ABSTRACT. This study describes the development of equipment capable of transporting decellularization fluid through an organ by perfusion to create an in vitro acellular scaffold that maintains the three-dimensional architecture of the organ. The equipment was designed to be compatible with several existing decellularization protocols and can be used to modify the flow rate, perfusion pressure, and temperature in each decellularization protocol as well as the technique of cannulation of the organ in a controlled manner.
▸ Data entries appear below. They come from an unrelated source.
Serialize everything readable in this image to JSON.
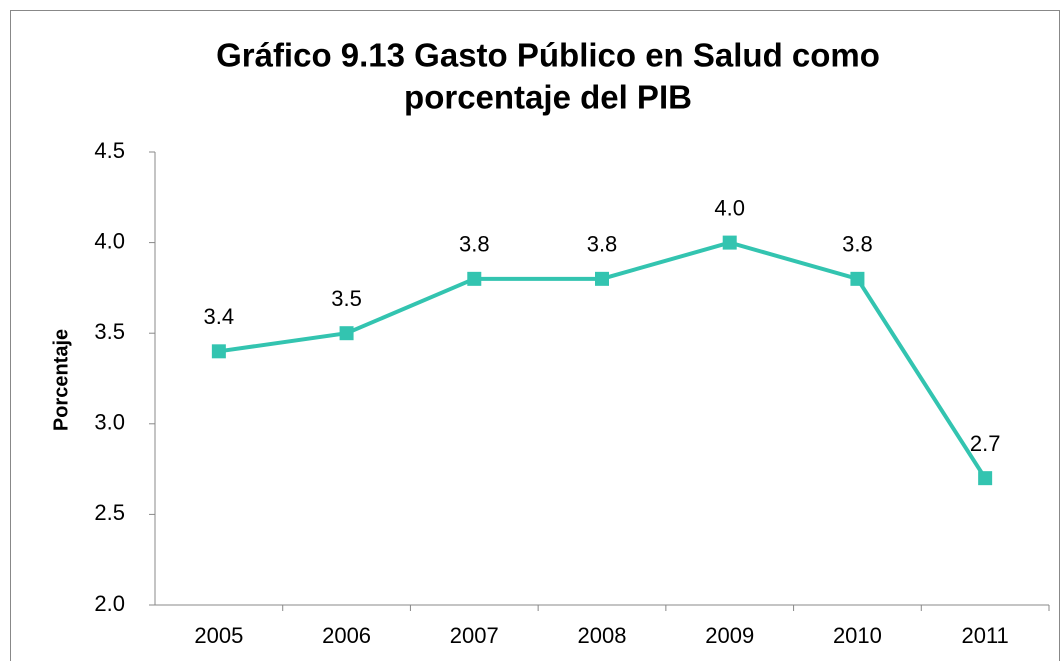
{
  "chart_data": {
    "type": "line",
    "title": [
      "Gráfico 9.13  Gasto Público en Salud  como",
      "porcentaje del PIB"
    ],
    "y_label": "Porcentaje",
    "categories": [
      "2005",
      "2006",
      "2007",
      "2008",
      "2009",
      "2010",
      "2011"
    ],
    "series": [
      {
        "name": "Gasto Público en Salud",
        "color": "#33c4b0",
        "values": [
          3.4,
          3.5,
          3.8,
          3.8,
          4.0,
          3.8,
          2.7
        ],
        "value_labels": [
          "3.4",
          "3.5",
          "3.8",
          "3.8",
          "4.0",
          "3.8",
          "2.7"
        ]
      }
    ],
    "ylim": [
      2.0,
      4.5
    ],
    "yticks": [
      {
        "value": 2.0,
        "label": "2.0"
      },
      2.5,
      {
        "value": 3.0,
        "label": "3.0"
      },
      3.5,
      {
        "value": 4.0,
        "label": "4.0"
      },
      4.5
    ],
    "grid": false
  }
}
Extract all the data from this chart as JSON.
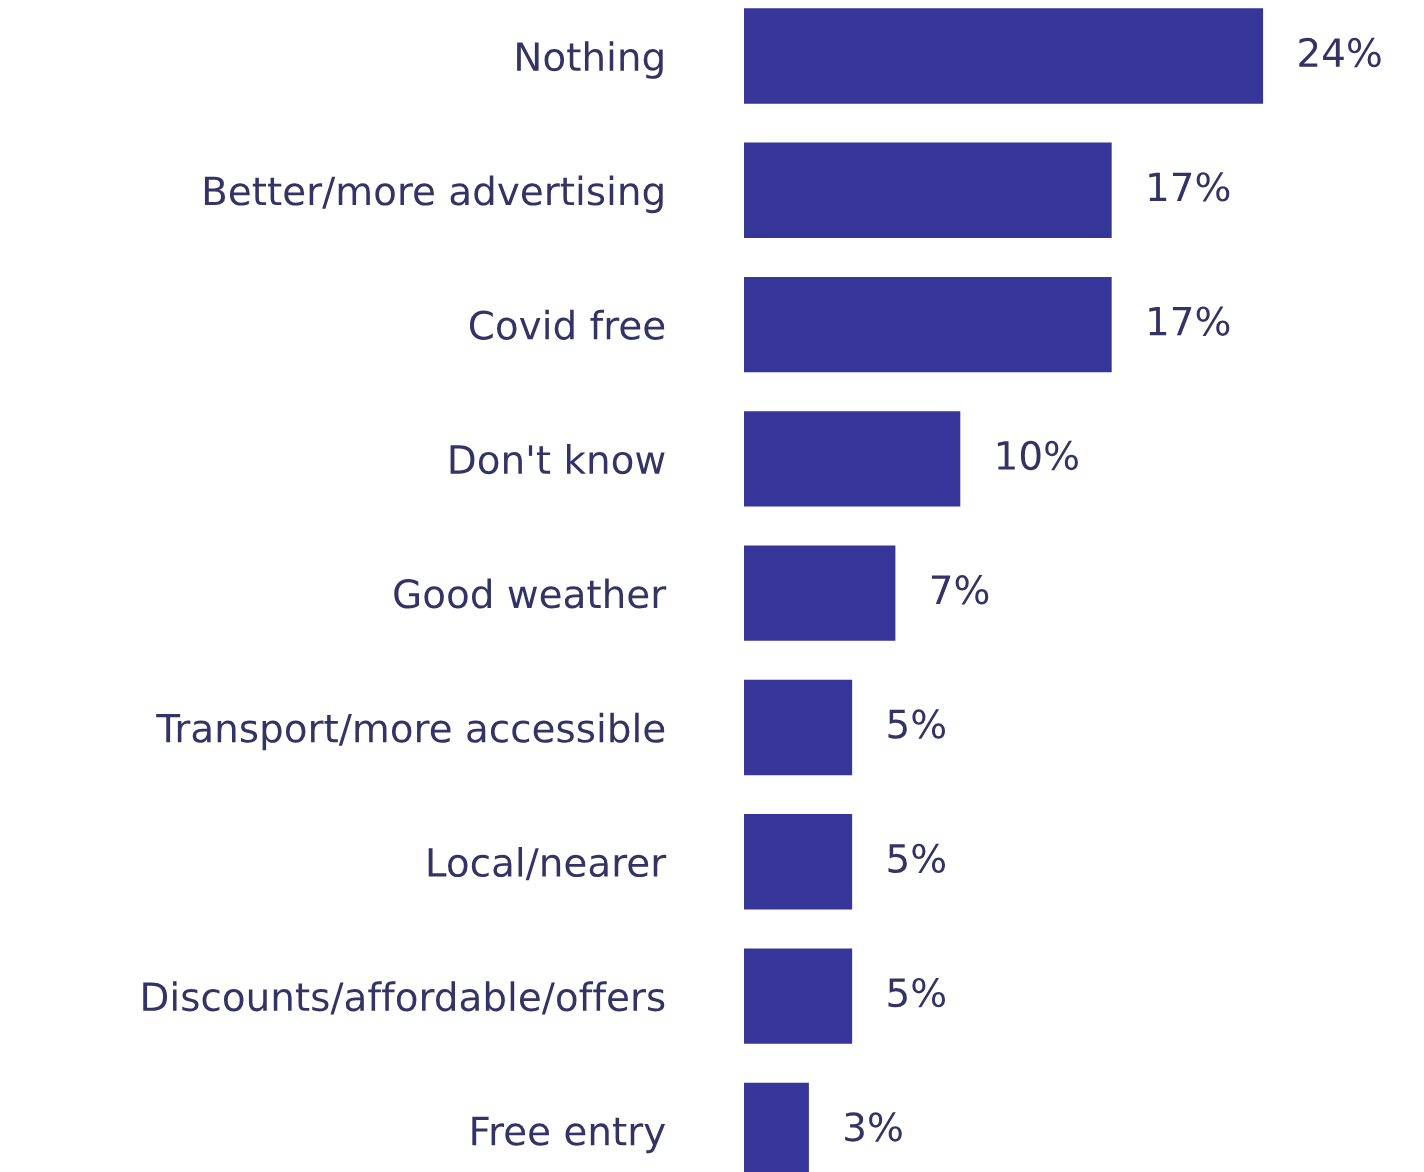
{
  "chart_data": {
    "type": "bar",
    "orientation": "horizontal",
    "categories": [
      "Nothing",
      "Better/more advertising",
      "Covid free",
      "Don't know",
      "Good weather",
      "Transport/more accessible",
      "Local/nearer",
      "Discounts/affordable/offers",
      "Free entry"
    ],
    "values": [
      24,
      17,
      17,
      10,
      7,
      5,
      5,
      5,
      3
    ],
    "value_labels": [
      "24%",
      "17%",
      "17%",
      "10%",
      "7%",
      "5%",
      "5%",
      "5%",
      "3%"
    ],
    "color": "#35359a",
    "grid": false,
    "legend": false,
    "tick_labels": "y"
  }
}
The device was tested with chicken hearts and efficiently accomplished decellularization using the perfusion method. Further amendments can be made to improve the efficiency of the decellularization of diverse organs. It is expected that this equipment will aid in the characterization and improvement of the decellularization process and may have future applications in the process of recellularization of different organs.Keywords: decellularization; cardiac bioengineering; biomaterials; perfusion process; heart decellularization Desenvolvimento de equipamento para decelularização pelo método de perfusão RESUMO. O presente estudo descreve o desenvolvimento de um equipamento capaz de transportar o fluido de decelularização através do órgão inteiro, por perfusão, para criar uma estrutura acelular in vitro que mantém a arquitetura tridimensional completa do órgão. O equipamento foi concebido ser compatível com vários protocolos de decelularização existentes e pode ser utilizado para modificar a vazão, a pressão e a temperatura de perfusão em cada protocolo, bem como a técnica de canulação do órgão de uma forma controlada. O dispositivo foi testado com corações de galinha e executou eficientemente o protocolo de decelularização, utilizando o método de perfusão. Outras alterações podem ser feitas para melhorar a eficiência da decelularização em diversos órgãos. Espera-se que este equipamento auxilie na caracterização e melhoria do processo de decelularização além de possibilitar futuras aplicações no processo de recelularização de diferentes órgãos.Palavras-chave: decelularização; bioengenharia cardíaca; biomateriais; processo de perfusão; decelularização de coração.